Modern memory systems can contain tens of millions of binary digits (bits) of information within a small number of memory devices (e.g. 10) at low cost. Due to the internal construction of these devices, each bit cell is susceptible to interference from stray electro-magnetic particles (e.g. alpha particles) and other sources of energy, both man made and natural.

This potential error generating problem is compounded in modern systems due to the large number of bits available, and the lower energy level required to upset any bit cell compared to that needed with earlier devices.

Computer systems are already known which use banks of dummy cells, one or more of which can be brought into operation in the event of failure of one or more of the memory cells in the main array.

Also well known are various types of "voting" schemes. The triple "voting" scheme for example parallels up the operation of the processors, logic and/or memory subsystem. The data is judged to be correct by a 2 to 1 majority. However, with this triple voting system only one bit error can be corrected at a time.

It is an object of the present invention to provide a memory error protection system which is capable of providing excellent protection at a relatively low cost compared with the known systems.

In its broadest aspect there is provided according to the present invention a memory error protection system for use with dynamic random access memories, said system including: at least two parallel memory banks; means for detecting an error between bits of information stored in at least two corresponding memory devices of the parallel memory banks; and means operable from the error detection means to switch between different memory banks in order to ensure that only the correct data is output onto a memory data highway.

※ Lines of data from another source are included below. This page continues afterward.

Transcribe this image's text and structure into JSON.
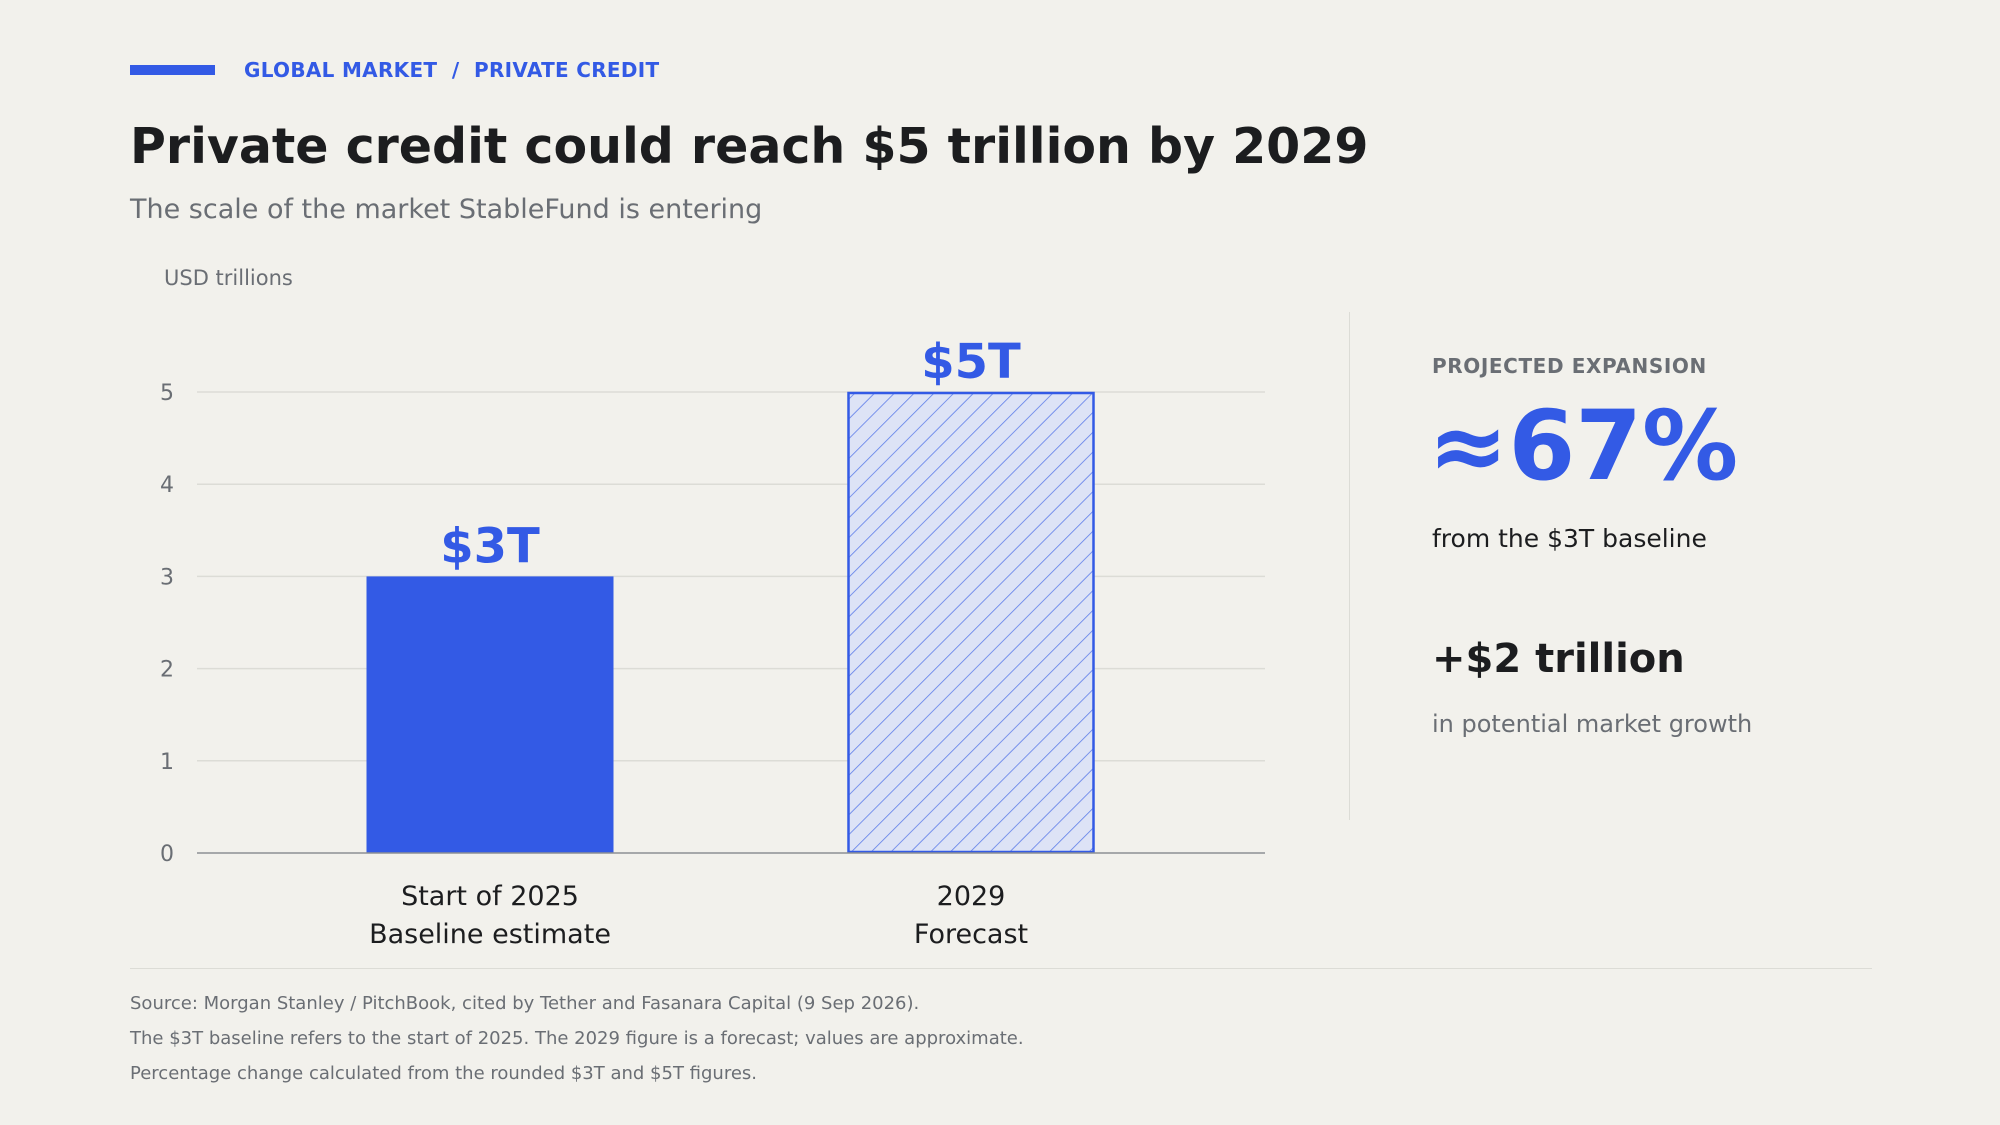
{
  "header": {
    "eyebrow": "GLOBAL MARKET  /  PRIVATE CREDIT",
    "title": "Private credit could reach $5 trillion by 2029",
    "subtitle": "The scale of the market StableFund is entering"
  },
  "chart_data": {
    "type": "bar",
    "ylabel": "USD trillions",
    "ylim": [
      0,
      5
    ],
    "yticks": [
      0,
      1,
      2,
      3,
      4,
      5
    ],
    "grid": true,
    "categories": [
      [
        "Start of 2025",
        "Baseline estimate"
      ],
      [
        "2029",
        "Forecast"
      ]
    ],
    "values": [
      3,
      5
    ],
    "data_labels": [
      "$3T",
      "$5T"
    ],
    "bar_styles": [
      "solid",
      "hatched"
    ]
  },
  "panel": {
    "kicker": "PROJECTED EXPANSION",
    "big_value": "≈67%",
    "big_caption": "from the $3T baseline",
    "delta_value": "+$2 trillion",
    "delta_caption": "in potential market growth"
  },
  "footer": {
    "notes": [
      "Source: Morgan Stanley / PitchBook, cited by Tether and Fasanara Capital (9 Sep 2026).",
      "The $3T baseline refers to the start of 2025. The 2029 figure is a forecast; values are approximate.",
      "Percentage change calculated from the rounded $3T and $5T figures."
    ]
  },
  "colors": {
    "accent": "#335ae5",
    "forecast_fill": "#dde3f6",
    "text": "#1c1d1f",
    "muted": "#6a6e74",
    "background": "#f2f1ec",
    "grid": "#dcdcd6",
    "axis": "#8c8f93"
  }
}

The levels utilized in the above system are broadly as follows: Level 1. Byte Parity single bit error detection; Level 2. Double Redundancy (two copies of data and parity stored) single bit error correction, two bit ; error detection; Level 3. Quadruple Redundancy (four copies of data and parity stored) - four bit detection, three bit correction (not verified).

This type of memory error protection system is thus capable of selecting appropriate levels of protection required, each higher level of protection successively utilizing more memory storage as a trade off for increased level of protection.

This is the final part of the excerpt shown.